Asian shares slid on Monday after U.S. stocks suffered a second day of heavy losses on worries that companies were facing tighter credit conditions, while uncertainty in global equity markets drove up the yen.

Worries that problems in the housing market could spill over into other parts of the U.S. economy -- Asia's main export market -- and that tighter credit would cause takeover activity to slow, saw the S&P 500 index suffer its worst week in nearly five years.

With U.S. markets continuing to fall, the outlook does not look good today, said Choo Hee-yeop, deputy general manager of asset management strategy at Korea Investment and Securities.

MSCI's index of Asia-Pacific stocks excluding Japan fell 0.36 percent, while the Nikkei 225 average fell by over 1 percent to hit its lowest in four months.
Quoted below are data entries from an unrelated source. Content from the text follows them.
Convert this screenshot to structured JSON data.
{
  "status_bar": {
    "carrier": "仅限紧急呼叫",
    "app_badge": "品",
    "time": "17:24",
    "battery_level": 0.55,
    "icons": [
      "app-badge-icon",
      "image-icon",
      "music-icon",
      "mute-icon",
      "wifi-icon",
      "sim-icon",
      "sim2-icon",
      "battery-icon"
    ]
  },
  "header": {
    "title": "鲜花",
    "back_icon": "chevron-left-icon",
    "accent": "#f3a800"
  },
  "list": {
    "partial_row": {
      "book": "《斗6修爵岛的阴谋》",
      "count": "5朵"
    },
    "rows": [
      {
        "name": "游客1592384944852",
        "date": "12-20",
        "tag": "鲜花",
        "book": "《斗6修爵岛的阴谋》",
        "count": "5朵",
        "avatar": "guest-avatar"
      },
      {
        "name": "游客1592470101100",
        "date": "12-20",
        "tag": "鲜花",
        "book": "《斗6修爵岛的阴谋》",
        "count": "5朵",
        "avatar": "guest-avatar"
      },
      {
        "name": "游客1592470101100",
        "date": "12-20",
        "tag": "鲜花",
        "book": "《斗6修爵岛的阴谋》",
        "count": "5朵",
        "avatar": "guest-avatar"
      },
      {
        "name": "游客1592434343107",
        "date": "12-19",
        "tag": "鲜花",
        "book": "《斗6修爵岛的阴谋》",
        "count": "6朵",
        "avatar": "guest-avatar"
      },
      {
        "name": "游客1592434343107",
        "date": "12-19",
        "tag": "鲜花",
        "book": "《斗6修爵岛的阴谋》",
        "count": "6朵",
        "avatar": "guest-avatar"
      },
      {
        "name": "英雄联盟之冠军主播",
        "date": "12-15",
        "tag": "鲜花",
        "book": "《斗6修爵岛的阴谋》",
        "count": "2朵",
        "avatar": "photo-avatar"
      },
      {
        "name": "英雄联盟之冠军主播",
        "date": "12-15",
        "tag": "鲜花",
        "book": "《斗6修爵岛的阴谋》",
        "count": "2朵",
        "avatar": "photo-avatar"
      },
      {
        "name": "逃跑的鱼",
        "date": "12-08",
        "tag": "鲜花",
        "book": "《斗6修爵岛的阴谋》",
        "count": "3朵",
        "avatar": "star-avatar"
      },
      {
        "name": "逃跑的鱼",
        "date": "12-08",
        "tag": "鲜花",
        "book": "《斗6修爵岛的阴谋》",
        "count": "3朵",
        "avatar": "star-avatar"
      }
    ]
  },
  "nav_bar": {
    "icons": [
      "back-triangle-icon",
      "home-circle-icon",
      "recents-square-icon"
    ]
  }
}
Key indexes in Hong Kong, Australia and South Korea were all little changed to slightly weaker.

Political uncertainty added to pressure on Japanese shares after Prime Minister Shinzo Abe's government suffered a crushing defeat in Japan's upper house elections on Sunday.

As a result, laws will be harder to enact, threatening policy deadlock that may be negative for the stock market, said Norihiro Fujito, general manager at Mitsubishi UFJ Securities' investment research and information division.

For more stories on the election, see

Despite the election results, the Japanese yen rose to a three-month high against the euro, hurting exporters such as Canon Inc., as the sell-off in global equity and credit markets prompted investors to cut back on risky carry trades.

Abe said he won't step down, so the impact on monetary policy is limited, said Masafumi Yamamoto, a currency economist at Nikko Citigroup. The yen is still very sensitive to the risk reduction story, and stock markets will be key this week.

The dollar rose to 118.35 yen holding above the 3-1/2-month low of 118.02 yen, while the euro slipped as far as 160.64 yen its weakest since late April.

Underlining the market's increased concerns about risk, the Chicago Board of Trade's volatility index, or VIX, closed at its highest level since April 2003, near the trough of the previous bear market.

The flight from risk took its toll on high-yielding currencies like the Australian and New Zealand dollars, typically the counterparty to the yen in carry trades, where investors borrow low-yielding yen to invest in assets with higher returns.

But it was good news for Japanese government bonds, with JGB futures hitting a two-month high at the open, although uncertainty about the likelihood of a rate hike in August eroded the gains.

Investors are staying cool about the situation, with chances of an August rate hike by the BOJ remaining about 50 percent, said Tetsuya Miura, a bond strategist at Shinko Securities.

September 10-year JGB futures climbed to a fresh two-month high of 133.30 in early trade before sliding to 133.15, down 0.10 point on the day.

Oil prices dipped, after U.S. crude rose over $2 on Friday to settle just shy of a record set in July last year, on the back of strong U.S. economic data and worries about a supply crunch in the fourth quarter during peak winter demand.

U.S. crude for September delivery fell 34 cents to $76.68 a barrel.